The best way to get me to do something is to tell me not to do it, especially at the particularly rebellious stage of teenagerdom.

Here’s the thing. Everyone knows that malevolent spirits disguised themselves as kids who died too early. They would talk to us through the Ouija board, claiming to be the wandering spirit of a sixteen year old who drowned or died in a car crash or something horrendous, and we would be awed by everything the spirit had to say.

But we knew that talking to these spirits led to trouble. After all, look at my friend Aly*, who spent too much time talking to the spirits and ended up in the psyche hospital. Or look at my friend Dory* who flunked her exam because she stayed up too late talking to the board and didn’t study.

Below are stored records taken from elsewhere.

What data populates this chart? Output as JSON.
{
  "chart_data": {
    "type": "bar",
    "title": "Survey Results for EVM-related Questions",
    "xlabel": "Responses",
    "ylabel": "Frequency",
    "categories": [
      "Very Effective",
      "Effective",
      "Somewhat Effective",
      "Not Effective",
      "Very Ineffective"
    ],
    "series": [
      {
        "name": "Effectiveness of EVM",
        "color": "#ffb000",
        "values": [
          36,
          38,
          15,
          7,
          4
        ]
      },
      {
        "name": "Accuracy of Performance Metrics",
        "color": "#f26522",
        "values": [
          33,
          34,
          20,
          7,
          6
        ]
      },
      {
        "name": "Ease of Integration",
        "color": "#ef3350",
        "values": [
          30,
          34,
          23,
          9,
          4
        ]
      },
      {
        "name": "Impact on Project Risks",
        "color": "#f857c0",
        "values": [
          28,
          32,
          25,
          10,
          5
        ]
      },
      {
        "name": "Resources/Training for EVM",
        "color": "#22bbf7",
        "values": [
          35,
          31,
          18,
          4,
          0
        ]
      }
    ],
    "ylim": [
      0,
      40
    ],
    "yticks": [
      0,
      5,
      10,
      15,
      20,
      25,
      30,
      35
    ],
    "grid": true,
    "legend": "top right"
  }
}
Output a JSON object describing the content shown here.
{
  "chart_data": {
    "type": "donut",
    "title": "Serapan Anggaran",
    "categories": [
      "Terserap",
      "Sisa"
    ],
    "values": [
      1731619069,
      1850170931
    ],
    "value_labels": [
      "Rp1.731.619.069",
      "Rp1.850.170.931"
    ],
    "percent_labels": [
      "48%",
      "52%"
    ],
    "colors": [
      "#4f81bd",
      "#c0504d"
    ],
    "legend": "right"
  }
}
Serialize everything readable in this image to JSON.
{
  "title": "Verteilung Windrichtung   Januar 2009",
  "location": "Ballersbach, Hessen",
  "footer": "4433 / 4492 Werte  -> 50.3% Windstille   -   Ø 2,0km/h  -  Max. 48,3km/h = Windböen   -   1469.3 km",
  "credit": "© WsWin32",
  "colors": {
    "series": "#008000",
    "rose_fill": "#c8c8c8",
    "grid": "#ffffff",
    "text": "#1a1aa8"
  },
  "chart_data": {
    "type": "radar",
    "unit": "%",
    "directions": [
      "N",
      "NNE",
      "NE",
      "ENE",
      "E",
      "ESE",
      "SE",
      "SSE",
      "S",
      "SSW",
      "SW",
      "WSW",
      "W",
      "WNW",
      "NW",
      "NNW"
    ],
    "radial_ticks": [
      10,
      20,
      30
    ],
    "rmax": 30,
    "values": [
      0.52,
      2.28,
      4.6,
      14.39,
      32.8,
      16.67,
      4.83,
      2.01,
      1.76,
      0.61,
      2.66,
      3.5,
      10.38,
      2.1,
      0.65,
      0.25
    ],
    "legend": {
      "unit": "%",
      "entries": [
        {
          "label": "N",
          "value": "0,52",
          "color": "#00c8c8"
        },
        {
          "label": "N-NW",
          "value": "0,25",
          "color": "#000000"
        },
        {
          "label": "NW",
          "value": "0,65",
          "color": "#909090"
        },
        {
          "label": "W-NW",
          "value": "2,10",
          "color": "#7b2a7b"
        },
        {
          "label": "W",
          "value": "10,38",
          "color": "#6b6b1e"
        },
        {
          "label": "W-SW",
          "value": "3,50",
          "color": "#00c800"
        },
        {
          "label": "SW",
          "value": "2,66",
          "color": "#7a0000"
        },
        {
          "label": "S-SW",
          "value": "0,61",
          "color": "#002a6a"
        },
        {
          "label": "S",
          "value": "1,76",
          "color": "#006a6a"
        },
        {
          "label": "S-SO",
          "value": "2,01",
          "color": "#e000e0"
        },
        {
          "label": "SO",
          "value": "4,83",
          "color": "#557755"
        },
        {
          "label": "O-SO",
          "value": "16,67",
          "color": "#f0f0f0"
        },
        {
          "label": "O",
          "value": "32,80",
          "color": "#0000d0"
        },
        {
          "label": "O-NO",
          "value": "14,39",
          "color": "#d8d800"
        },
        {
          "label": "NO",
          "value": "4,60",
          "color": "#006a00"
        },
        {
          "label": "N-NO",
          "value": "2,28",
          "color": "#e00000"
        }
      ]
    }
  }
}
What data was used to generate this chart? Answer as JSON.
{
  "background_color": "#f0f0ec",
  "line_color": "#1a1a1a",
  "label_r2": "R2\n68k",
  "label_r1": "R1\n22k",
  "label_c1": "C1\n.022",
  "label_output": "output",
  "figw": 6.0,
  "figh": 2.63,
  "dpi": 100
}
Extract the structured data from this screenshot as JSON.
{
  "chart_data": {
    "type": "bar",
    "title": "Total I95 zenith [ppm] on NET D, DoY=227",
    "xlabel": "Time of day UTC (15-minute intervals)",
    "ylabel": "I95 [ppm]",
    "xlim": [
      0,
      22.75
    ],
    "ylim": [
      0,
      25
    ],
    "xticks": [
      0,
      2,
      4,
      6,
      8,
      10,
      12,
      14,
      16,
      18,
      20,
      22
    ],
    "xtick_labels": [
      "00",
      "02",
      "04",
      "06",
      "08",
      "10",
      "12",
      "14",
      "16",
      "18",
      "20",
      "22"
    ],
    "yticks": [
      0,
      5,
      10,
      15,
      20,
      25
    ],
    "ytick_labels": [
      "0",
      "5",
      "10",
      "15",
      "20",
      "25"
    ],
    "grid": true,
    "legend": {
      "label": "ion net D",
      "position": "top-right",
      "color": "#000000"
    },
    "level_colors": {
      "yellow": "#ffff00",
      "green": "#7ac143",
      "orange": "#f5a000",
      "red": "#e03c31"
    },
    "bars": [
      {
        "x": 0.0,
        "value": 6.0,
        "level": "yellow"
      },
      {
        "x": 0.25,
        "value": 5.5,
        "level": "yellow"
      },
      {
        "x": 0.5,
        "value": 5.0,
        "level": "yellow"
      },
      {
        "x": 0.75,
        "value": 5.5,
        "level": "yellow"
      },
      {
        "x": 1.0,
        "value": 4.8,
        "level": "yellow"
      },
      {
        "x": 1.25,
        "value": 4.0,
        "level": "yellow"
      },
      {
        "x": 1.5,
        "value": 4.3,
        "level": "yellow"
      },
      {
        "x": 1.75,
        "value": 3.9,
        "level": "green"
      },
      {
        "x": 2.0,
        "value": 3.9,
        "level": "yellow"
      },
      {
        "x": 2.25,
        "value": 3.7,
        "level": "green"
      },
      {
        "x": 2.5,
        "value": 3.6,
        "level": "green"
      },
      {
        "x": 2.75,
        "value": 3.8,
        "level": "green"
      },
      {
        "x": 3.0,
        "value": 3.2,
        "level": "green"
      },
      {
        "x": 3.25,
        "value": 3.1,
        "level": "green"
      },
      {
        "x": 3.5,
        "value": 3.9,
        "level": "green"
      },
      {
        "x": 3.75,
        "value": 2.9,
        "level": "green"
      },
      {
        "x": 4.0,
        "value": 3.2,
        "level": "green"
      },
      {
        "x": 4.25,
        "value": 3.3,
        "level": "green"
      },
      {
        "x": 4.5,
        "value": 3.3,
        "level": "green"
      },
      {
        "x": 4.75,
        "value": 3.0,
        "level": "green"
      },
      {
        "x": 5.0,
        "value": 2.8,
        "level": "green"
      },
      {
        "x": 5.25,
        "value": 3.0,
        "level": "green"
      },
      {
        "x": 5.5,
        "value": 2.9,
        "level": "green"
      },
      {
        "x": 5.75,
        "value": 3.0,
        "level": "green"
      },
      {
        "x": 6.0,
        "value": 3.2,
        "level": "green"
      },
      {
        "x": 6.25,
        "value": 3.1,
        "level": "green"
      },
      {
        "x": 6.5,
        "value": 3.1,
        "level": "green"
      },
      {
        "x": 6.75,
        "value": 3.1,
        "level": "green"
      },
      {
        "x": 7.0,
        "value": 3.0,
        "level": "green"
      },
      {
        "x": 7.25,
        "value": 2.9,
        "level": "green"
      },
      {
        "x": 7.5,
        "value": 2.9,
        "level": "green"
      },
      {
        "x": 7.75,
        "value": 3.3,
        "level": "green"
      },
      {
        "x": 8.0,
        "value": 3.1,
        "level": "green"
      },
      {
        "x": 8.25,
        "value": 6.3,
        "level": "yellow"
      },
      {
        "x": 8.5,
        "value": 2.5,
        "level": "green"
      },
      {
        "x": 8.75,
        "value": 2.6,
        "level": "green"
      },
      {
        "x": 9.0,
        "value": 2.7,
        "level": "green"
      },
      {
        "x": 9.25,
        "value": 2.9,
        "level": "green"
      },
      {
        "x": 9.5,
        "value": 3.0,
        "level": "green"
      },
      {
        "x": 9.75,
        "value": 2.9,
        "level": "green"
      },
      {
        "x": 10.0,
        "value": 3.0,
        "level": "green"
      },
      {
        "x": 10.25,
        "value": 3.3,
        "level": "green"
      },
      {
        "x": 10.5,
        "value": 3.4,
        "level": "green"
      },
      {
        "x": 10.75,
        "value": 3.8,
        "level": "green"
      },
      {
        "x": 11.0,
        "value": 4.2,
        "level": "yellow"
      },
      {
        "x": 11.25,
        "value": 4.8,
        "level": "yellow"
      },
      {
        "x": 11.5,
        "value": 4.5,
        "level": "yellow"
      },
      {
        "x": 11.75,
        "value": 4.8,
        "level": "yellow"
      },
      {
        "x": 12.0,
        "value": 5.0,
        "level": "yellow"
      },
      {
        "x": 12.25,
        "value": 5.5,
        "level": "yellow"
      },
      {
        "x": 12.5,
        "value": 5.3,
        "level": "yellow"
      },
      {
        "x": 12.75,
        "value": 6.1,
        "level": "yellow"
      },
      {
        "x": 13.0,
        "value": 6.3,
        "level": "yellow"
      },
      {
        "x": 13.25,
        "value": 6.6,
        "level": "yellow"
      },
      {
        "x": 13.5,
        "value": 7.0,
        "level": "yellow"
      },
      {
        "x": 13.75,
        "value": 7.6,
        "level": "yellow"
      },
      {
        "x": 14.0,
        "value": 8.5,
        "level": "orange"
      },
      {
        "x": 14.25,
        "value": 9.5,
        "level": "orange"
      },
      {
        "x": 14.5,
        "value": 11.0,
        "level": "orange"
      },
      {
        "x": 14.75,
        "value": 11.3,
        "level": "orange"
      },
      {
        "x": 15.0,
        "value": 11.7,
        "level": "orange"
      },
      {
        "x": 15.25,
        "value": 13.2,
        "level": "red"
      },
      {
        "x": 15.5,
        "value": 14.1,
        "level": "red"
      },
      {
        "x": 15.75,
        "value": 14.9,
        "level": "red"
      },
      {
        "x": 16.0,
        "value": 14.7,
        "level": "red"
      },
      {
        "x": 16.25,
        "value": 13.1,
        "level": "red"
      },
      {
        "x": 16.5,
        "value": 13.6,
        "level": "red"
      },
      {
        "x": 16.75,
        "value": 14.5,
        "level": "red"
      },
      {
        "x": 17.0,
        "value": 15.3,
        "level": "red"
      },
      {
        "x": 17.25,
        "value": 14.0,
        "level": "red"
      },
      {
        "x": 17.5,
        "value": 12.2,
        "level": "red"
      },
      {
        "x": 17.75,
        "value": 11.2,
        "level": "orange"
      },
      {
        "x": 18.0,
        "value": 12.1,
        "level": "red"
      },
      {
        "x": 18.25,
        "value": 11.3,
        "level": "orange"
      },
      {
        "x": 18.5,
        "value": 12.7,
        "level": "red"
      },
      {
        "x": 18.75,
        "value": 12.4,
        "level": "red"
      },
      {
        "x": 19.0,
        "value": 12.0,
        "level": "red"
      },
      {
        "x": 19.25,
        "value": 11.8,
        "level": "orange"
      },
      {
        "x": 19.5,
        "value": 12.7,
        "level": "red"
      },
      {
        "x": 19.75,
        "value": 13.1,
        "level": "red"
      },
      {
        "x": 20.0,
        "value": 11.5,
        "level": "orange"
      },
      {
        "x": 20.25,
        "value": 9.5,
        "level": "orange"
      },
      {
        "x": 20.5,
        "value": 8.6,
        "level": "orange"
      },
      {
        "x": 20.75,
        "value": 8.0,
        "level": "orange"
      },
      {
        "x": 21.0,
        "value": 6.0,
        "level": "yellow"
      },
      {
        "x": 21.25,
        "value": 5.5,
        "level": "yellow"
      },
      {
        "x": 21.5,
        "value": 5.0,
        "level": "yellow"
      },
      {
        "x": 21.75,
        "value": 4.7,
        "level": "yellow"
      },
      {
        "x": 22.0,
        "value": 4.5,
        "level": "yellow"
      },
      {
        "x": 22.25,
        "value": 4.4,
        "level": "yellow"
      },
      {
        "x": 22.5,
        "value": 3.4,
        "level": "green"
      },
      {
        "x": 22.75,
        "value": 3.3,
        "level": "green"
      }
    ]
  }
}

The thing I’ve always wondered is this: did these spirits follow Aly and Dory through the rest of their lives, interfering and being a general nuisance by knocking on the floorboards and such? Or did they fade away, lured by the call of other young people looking for a thrill with the board?

I lost touch with these friends long ago, so I’ll never know. I guess if I want the answer, I could always ask the board to give me a ‘yes’ or ‘no’. But I think I’ll pass, for now.
Do people still use the Ouija? Do you get an answer? I’d love to know…

*Obviously the names Aly and Dory are not real names. And before you even ask, no, I’m not going to tell you their real names. Not for all the tarot cards in the deck. Because hey, I don’t want to attract the attention of those spirits that were bugging them, do I?